On the heels of Facebook’s disclosure about the active measures Russian operatives have taken to exploit social media for disinformation, the Pew Research Center released findings of an ongoing tracking study showing that two-thirds (67%) of American now get at least some of their news via social media platforms.
While that represents only a modest increase since early 2016 -- the height of the Presidential primaries -- when 62% of Americans reported getting news from social media, the increase is being driven more by greater adoption among older, less educated and nonwhite Americans.
The study, conducted Aug. 8-21 and based on a survey of 4,971 adults, found that, for the first time, more than half (55%) of Americans age 50 and older say they get news from social media outlets. That represents a 10 percentage point increase from Pew’s last survey on the topic in 2016.
And those social media outlets include many more platforms, including some newer and rapidly rising ones.

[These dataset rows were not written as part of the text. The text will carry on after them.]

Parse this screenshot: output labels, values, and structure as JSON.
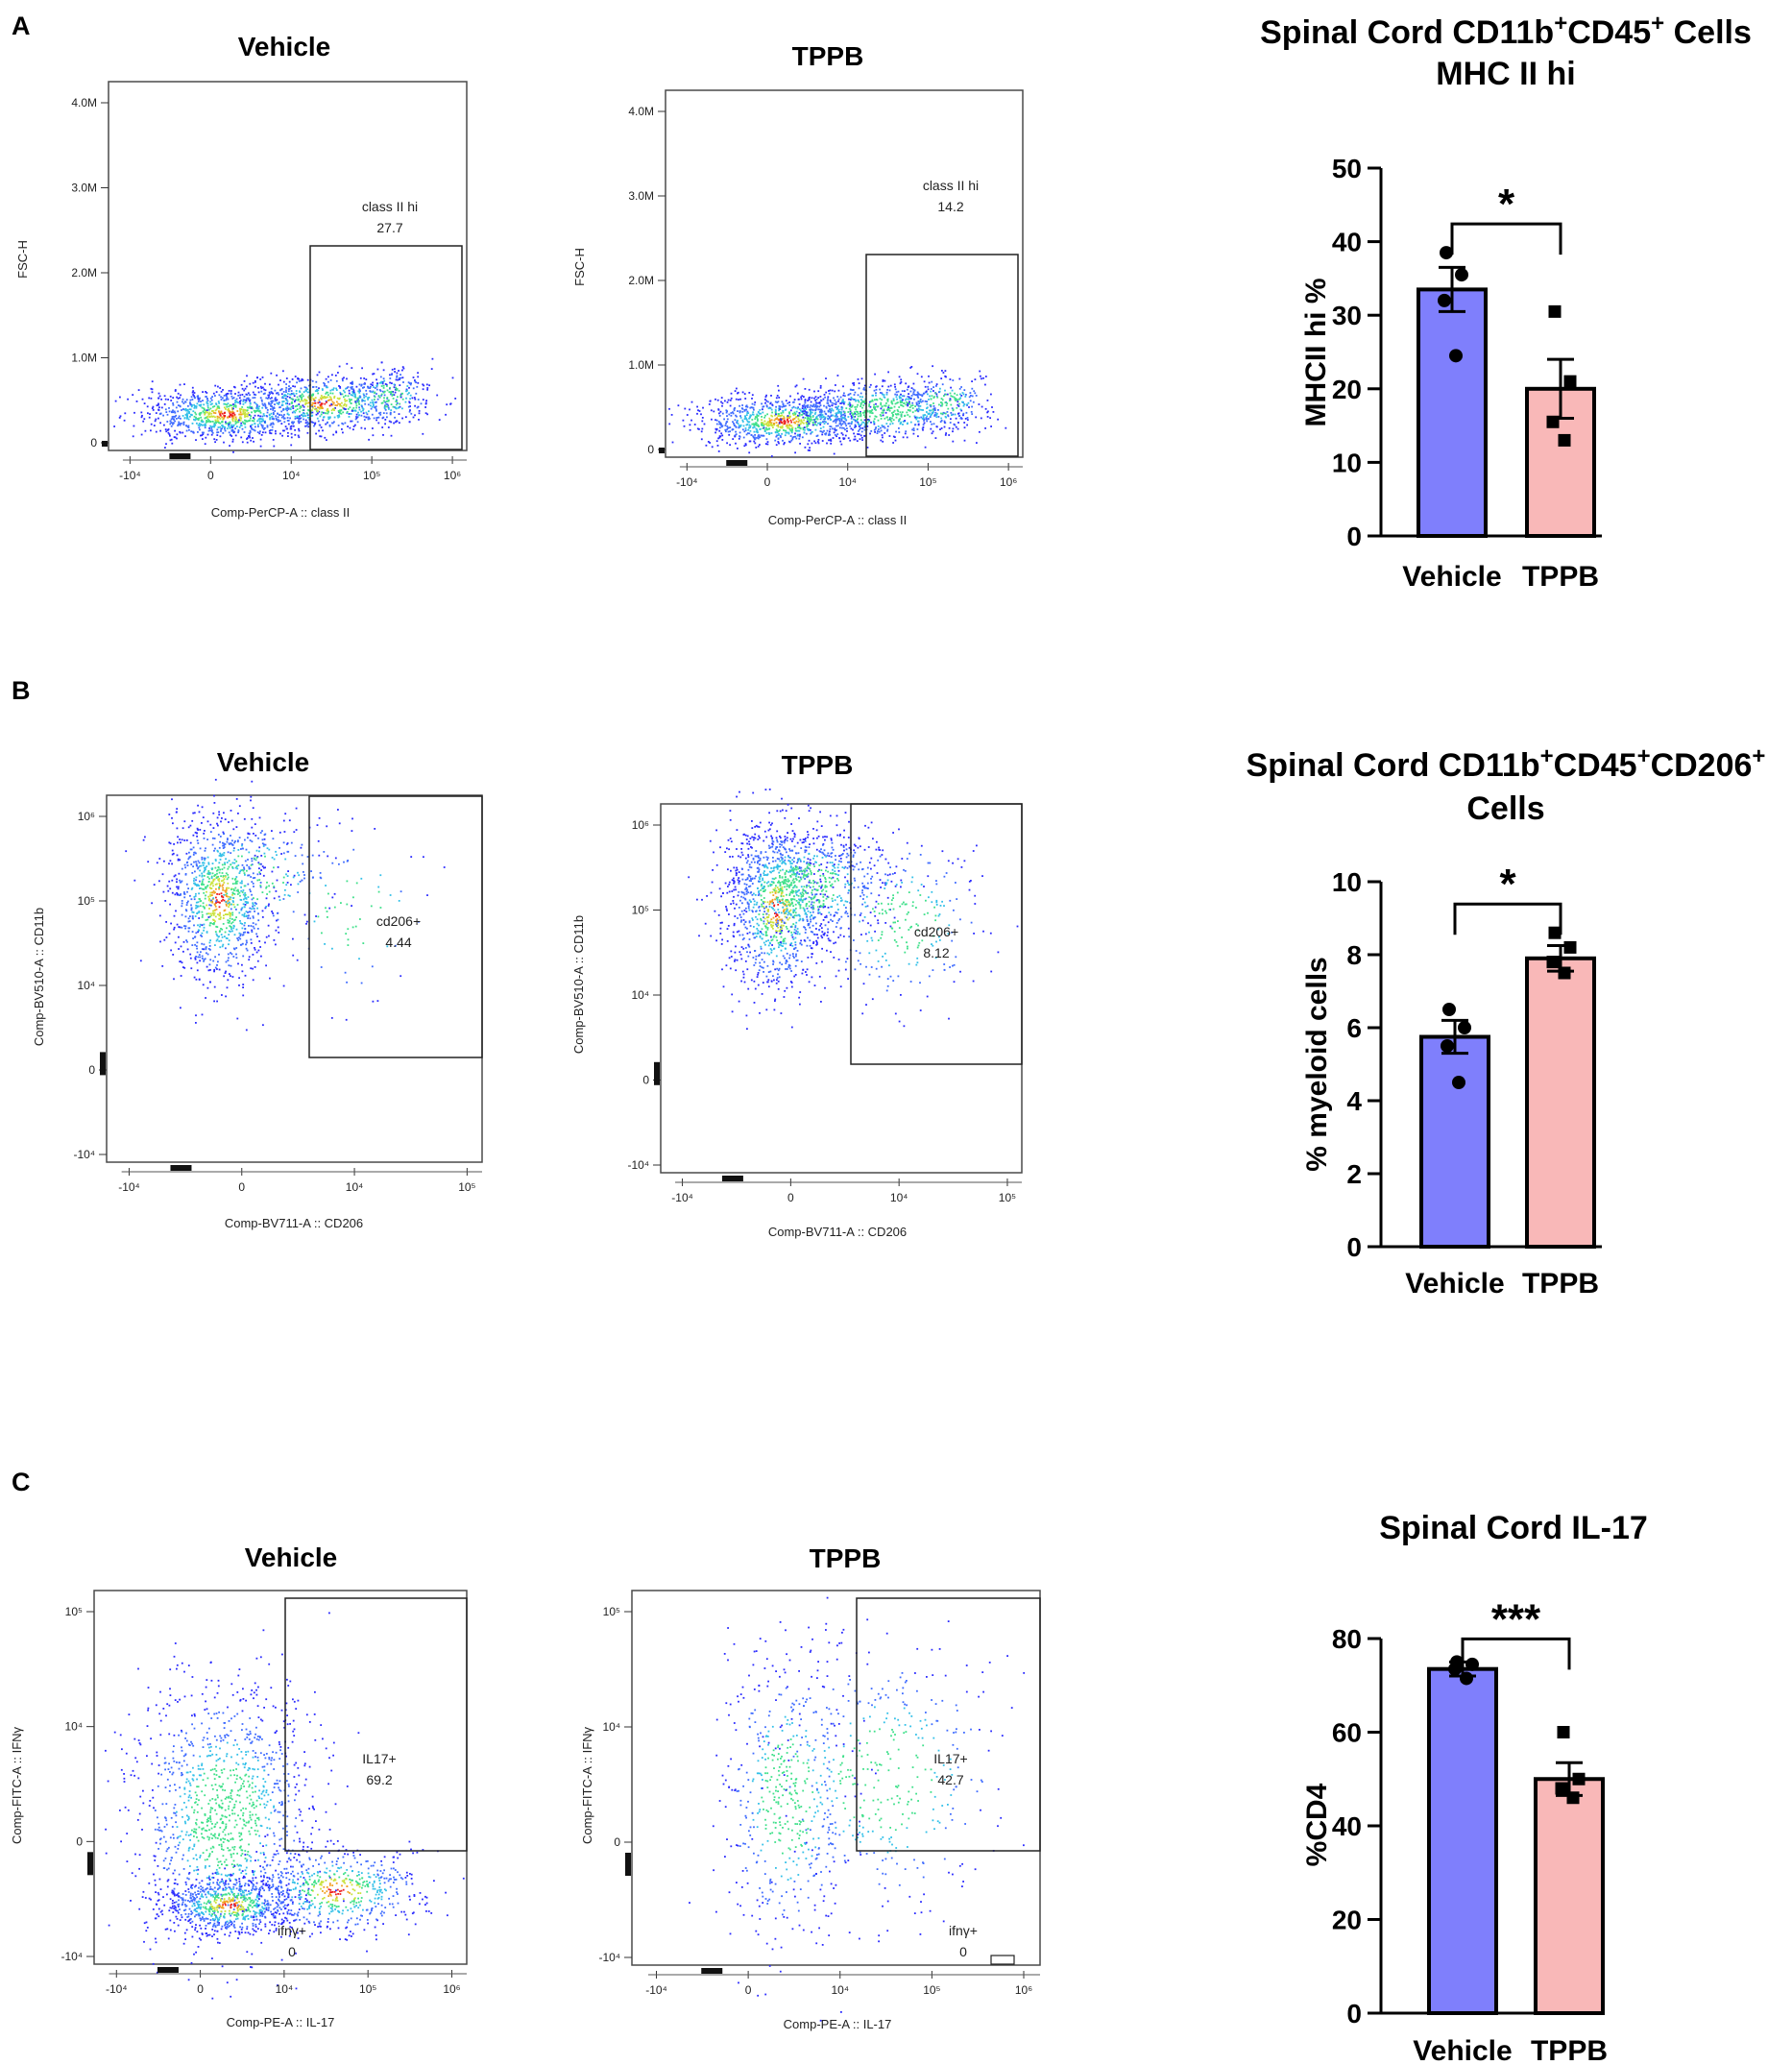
{
  "panels": [
    {
      "letter": "A",
      "flow": [
        {
          "title": "Vehicle",
          "ylabel": "FSC-H",
          "xlabel": "Comp-PerCP-A :: class II",
          "xticks": [
            "-10⁴",
            "0",
            "10⁴",
            "10⁵",
            "10⁶"
          ],
          "yticks": [
            "0",
            "1.0M",
            "2.0M",
            "3.0M",
            "4.0M"
          ],
          "gate_name": "class II hi",
          "gate_value": "27.7"
        },
        {
          "title": "TPPB",
          "ylabel": "FSC-H",
          "xlabel": "Comp-PerCP-A :: class II",
          "xticks": [
            "-10⁴",
            "0",
            "10⁴",
            "10⁵",
            "10⁶"
          ],
          "yticks": [
            "0",
            "1.0M",
            "2.0M",
            "3.0M",
            "4.0M"
          ],
          "gate_name": "class II hi",
          "gate_value": "14.2"
        }
      ]
    },
    {
      "letter": "B",
      "flow": [
        {
          "title": "Vehicle",
          "ylabel": "Comp-BV510-A :: CD11b",
          "xlabel": "Comp-BV711-A :: CD206",
          "xticks": [
            "-10⁴",
            "0",
            "10⁴",
            "10⁵"
          ],
          "yticks": [
            "-10⁴",
            "0",
            "10⁴",
            "10⁵",
            "10⁶"
          ],
          "gate_name": "cd206+",
          "gate_value": "4.44"
        },
        {
          "title": "TPPB",
          "ylabel": "Comp-BV510-A :: CD11b",
          "xlabel": "Comp-BV711-A :: CD206",
          "xticks": [
            "-10⁴",
            "0",
            "10⁴",
            "10⁵"
          ],
          "yticks": [
            "-10⁴",
            "0",
            "10⁴",
            "10⁵",
            "10⁶"
          ],
          "gate_name": "cd206+",
          "gate_value": "8.12"
        }
      ]
    },
    {
      "letter": "C",
      "flow": [
        {
          "title": "Vehicle",
          "ylabel": "Comp-FITC-A :: IFNγ",
          "xlabel": "Comp-PE-A :: IL-17",
          "xticks": [
            "-10⁴",
            "0",
            "10⁴",
            "10⁵",
            "10⁶"
          ],
          "yticks": [
            "-10⁴",
            "0",
            "10⁴",
            "10⁵"
          ],
          "gate_name": "IL17+",
          "gate_value": "69.2",
          "gate2_name": "ifnγ+",
          "gate2_value": "0"
        },
        {
          "title": "TPPB",
          "ylabel": "Comp-FITC-A :: IFNγ",
          "xlabel": "Comp-PE-A :: IL-17",
          "xticks": [
            "-10⁴",
            "0",
            "10⁴",
            "10⁵",
            "10⁶"
          ],
          "yticks": [
            "-10⁴",
            "0",
            "10⁴",
            "10⁵"
          ],
          "gate_name": "IL17+",
          "gate_value": "42.7",
          "gate2_name": "ifnγ+",
          "gate2_value": "0"
        }
      ]
    }
  ],
  "colors": {
    "vehicle_bar": "#7f7ffc",
    "tppb_bar": "#f9b8b8",
    "axis": "#000000",
    "frame": "#4a4a4a"
  },
  "chart_data": [
    {
      "type": "bar",
      "panel": "A",
      "title_lines": [
        [
          {
            "t": "Spinal Cord CD11b"
          },
          {
            "t": "+",
            "sup": true
          },
          {
            "t": "CD45"
          },
          {
            "t": "+",
            "sup": true
          },
          {
            "t": "  Cells"
          }
        ],
        [
          {
            "t": "MHC II hi"
          }
        ]
      ],
      "categories": [
        "Vehicle",
        "TPPB"
      ],
      "values": [
        33.5,
        20.0
      ],
      "errors": [
        3.0,
        4.0
      ],
      "points": [
        [
          38.5,
          35.5,
          32.0,
          24.5
        ],
        [
          30.5,
          21.0,
          15.5,
          13.0
        ]
      ],
      "ylabel": "MHCII hi %",
      "ylim": [
        0,
        50
      ],
      "yticks": [
        0,
        10,
        20,
        30,
        40,
        50
      ],
      "significance": "*"
    },
    {
      "type": "bar",
      "panel": "B",
      "title_lines": [
        [
          {
            "t": "Spinal Cord CD11b"
          },
          {
            "t": "+",
            "sup": true
          },
          {
            "t": "CD45"
          },
          {
            "t": "+",
            "sup": true
          },
          {
            "t": "CD206"
          },
          {
            "t": "+",
            "sup": true
          }
        ],
        [
          {
            "t": "Cells"
          }
        ]
      ],
      "categories": [
        "Vehicle",
        "TPPB"
      ],
      "values": [
        5.75,
        7.9
      ],
      "errors": [
        0.45,
        0.35
      ],
      "points": [
        [
          6.5,
          6.0,
          5.5,
          4.5
        ],
        [
          8.6,
          8.2,
          7.8,
          7.5
        ]
      ],
      "ylabel": "% myeloid cells",
      "ylim": [
        0,
        10
      ],
      "yticks": [
        0,
        2,
        4,
        6,
        8,
        10
      ],
      "significance": "*"
    },
    {
      "type": "bar",
      "panel": "C",
      "title_lines": [
        [
          {
            "t": "Spinal Cord IL-17"
          }
        ]
      ],
      "categories": [
        "Vehicle",
        "TPPB"
      ],
      "values": [
        73.5,
        50.0
      ],
      "errors": [
        1.5,
        3.5
      ],
      "points": [
        [
          75.0,
          74.5,
          73.5,
          71.5
        ],
        [
          60.0,
          50.0,
          48.0,
          46.0
        ]
      ],
      "ylabel": "%CD4",
      "ylim": [
        0,
        80
      ],
      "yticks": [
        0,
        20,
        40,
        60,
        80
      ],
      "significance": "***"
    }
  ]
}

Twitter, YouTube and Snapchat have grown the most as a source of news.
Instagram, LinkedIn and WhatsApp are also becoming significant sources.
“Not only have Americans grown somewhat in their use of social media for news overall, but now they are more likely than ever to get news from multiple social media sites,” Pew analysts Elisa Shearer and Jeffrey Gottfried write in the report, noting, “About one quarter of all U.S. adults (26%) get news from two or more of these sites, up from 18% in 2016 and 15% in 2013.”